Performanter Antrieb und Quattro 2.0
Doch was tut man nicht alles für die automobile Wissenschaft?! Für unseren 400 Kilometer langen Nachhauseweg haben wir uns jedenfalls mithilfe der Navigation die besten und schnellsten Ladepunkte mit Voll- Power (HPC-Säulen) heraus gesucht. Hierzulande, selbst abseits großer Städte, lassen sich inzwischen einige finden – wir sind überrascht.

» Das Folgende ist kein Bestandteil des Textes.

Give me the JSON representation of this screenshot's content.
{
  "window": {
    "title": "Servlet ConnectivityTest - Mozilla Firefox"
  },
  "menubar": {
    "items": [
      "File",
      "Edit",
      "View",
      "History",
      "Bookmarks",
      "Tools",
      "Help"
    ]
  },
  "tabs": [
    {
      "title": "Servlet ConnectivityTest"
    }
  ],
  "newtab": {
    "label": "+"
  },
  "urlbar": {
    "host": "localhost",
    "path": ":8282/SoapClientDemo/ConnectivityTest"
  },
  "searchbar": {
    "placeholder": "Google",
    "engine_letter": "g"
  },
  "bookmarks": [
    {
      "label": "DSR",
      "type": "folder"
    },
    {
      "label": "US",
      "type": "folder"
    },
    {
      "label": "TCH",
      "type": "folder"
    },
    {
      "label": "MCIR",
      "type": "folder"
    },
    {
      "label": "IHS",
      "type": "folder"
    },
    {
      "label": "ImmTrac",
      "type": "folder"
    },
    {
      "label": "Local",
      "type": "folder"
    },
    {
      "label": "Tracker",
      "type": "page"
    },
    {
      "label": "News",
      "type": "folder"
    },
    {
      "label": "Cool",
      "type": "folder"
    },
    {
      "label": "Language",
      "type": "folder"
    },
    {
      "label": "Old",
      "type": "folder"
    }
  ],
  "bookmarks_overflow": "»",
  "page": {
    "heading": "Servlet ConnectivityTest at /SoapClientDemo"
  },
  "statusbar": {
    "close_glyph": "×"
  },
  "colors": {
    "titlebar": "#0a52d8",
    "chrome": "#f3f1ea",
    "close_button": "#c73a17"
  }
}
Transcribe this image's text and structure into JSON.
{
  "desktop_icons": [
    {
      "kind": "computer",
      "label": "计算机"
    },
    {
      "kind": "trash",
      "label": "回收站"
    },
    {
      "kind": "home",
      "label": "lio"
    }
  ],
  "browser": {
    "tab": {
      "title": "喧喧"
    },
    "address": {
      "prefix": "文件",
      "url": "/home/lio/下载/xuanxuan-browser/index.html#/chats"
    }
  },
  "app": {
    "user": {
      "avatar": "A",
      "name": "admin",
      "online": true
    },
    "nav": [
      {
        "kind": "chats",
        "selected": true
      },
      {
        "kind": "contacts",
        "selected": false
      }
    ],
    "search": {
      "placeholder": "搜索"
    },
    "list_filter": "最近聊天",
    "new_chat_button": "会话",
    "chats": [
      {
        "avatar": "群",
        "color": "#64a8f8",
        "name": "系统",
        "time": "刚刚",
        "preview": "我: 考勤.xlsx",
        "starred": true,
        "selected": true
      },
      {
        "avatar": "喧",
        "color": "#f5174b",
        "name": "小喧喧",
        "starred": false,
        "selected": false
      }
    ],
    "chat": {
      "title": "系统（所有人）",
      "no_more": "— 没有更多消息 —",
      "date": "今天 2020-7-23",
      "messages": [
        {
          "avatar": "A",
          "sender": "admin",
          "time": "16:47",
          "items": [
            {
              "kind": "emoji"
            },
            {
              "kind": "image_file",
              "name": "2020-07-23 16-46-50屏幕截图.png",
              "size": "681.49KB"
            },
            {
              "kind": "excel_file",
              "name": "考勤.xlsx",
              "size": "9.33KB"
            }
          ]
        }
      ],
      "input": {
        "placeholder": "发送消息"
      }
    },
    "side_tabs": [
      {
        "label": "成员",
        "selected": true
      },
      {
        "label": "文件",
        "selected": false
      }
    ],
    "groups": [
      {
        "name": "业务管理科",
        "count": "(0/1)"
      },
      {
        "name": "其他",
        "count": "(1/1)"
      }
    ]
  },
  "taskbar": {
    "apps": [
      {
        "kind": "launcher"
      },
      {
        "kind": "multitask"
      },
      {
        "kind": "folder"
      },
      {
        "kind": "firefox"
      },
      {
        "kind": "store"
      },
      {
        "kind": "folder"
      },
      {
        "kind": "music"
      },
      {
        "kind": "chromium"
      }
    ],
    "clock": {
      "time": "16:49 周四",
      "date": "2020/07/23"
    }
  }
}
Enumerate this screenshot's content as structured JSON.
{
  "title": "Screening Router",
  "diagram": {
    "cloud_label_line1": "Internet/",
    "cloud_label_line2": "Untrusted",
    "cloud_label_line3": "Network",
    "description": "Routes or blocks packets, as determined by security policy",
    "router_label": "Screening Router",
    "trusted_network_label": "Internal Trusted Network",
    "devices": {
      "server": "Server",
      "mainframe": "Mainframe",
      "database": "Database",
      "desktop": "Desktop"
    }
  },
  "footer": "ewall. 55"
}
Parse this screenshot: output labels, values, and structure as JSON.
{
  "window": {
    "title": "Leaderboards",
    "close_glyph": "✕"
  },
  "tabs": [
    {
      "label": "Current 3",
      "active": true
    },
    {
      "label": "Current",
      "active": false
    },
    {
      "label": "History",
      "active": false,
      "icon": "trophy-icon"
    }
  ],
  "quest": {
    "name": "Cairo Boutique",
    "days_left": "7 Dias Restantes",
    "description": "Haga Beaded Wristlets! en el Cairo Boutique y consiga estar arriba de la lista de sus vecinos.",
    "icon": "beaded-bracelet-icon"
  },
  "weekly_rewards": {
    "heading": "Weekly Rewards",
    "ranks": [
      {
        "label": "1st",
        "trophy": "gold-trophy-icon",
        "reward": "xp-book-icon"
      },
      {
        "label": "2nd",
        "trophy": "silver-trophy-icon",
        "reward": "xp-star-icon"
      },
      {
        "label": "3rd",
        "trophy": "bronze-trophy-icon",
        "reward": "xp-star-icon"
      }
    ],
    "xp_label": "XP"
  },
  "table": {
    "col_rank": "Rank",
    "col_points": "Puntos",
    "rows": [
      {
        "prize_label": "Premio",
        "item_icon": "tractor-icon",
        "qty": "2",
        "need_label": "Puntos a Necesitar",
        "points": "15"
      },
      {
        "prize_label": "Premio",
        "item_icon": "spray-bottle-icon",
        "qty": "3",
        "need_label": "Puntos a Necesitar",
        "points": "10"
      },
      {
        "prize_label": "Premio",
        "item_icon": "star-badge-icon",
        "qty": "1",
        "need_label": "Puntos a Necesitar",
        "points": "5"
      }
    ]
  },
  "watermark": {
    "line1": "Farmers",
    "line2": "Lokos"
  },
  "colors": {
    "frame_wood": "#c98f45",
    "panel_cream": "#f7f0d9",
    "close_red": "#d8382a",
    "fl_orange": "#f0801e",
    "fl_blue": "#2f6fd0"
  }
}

Da stehen wir also nun: halten die Karte an den RFID-Sensor, stecken das Kabel in den Audi und beobachten, wie sich die maximale Ladeleistung von 125 kW (DC) aufbaut. Anfänglich hat er sogar ein kleines bisschen mehr. Gut 1,5 Stunden braucht der Q4 mit 76,6 kWh-Akku (netto), bis er die 100 Prozent Akkuladung (State of Charge, SoC) erreicht hat. In der Praxis macht das jedoch kaum jemand – außer man hat (zu) viel Zeit. Es empfiehlt sich, vor allem aus Gründen der Zeitersparnis und zum Schutz der Batterie, nur bis etwas 80 Prozent vollzuladen. Das geht dann je nach Restladung auch etwas zügiger, so dass wir in 40 Minuten schon wieder weiter können. Laut Audi Virtual Cockpit reicht unser Akkustand von 84 Prozent nun wieder für 332 Kilometer. Doch wie so oft gilt: nach der Ladesäule ist vor der Ladesäule. Stellt sich die Frage: Wirkt der Audi Q4 Sportback be- oder entschleunigend? Die Antwort: Irgendwie beides. Vor allem steht der 50 dank großer Batterie und zwei E-Maschinen gut im Futter. Das Datenblatt gibt Aufschluss: 299 PS und 460 Newtonmeter. Nicht schlecht, Herr Specht. Wäre da nicht das hohe Eigengewicht von 2,2 Tonnen. Kurz den Taschenrechner herausgeholt: Macht ein Leistungsgewicht von etwas über sieben Kilo pro PS. Somit hat eine Pferdestärke ähnlich viel Gewicht zu beschleunigen wie ein VW Golf 6 GTI. Dazu wird das 50er-Modell über alle vier Räder angetrieben. Die Kombination aus der hinteren, achsparallel verbauten und permanent erregten Synchronmaschine (PSM) sowie der Asynchronmaschine an der Vorderachse bildet nämlich den Quattro-Allradantrieb der neuen Generation. Nicht mehr mechanisch, sondern rein elektrisch – Quattro 2.0 sozusagen. Dies zeigte sich bei unserem Urlaubs-Trip in die bayerischen Voralpen von Vorteil. Aber nicht nur da: Bärenstarke Traktion steht beim Q4 dank Vierrad-Antrieb immer richtig groß auf der Haben-Seite. Kann man eigentlich auch nie genug haben. Der Stromer sprintet bestenfalls in 6,2 Sekunden auf Panoramastraßen-Tempo (100 km/h), sofern der Akku voll geladen ist und keine griffigen Winterreifen aufgezogen sind. Damit ist das 50er-Modell der derzeit schnellste Q4, auch was die Spitzengeschwindigkeit angeht: 180 km/h – zumindest neben der neuen, zusätzlichen Allradvariante 45 E-Tron mit 265 PS.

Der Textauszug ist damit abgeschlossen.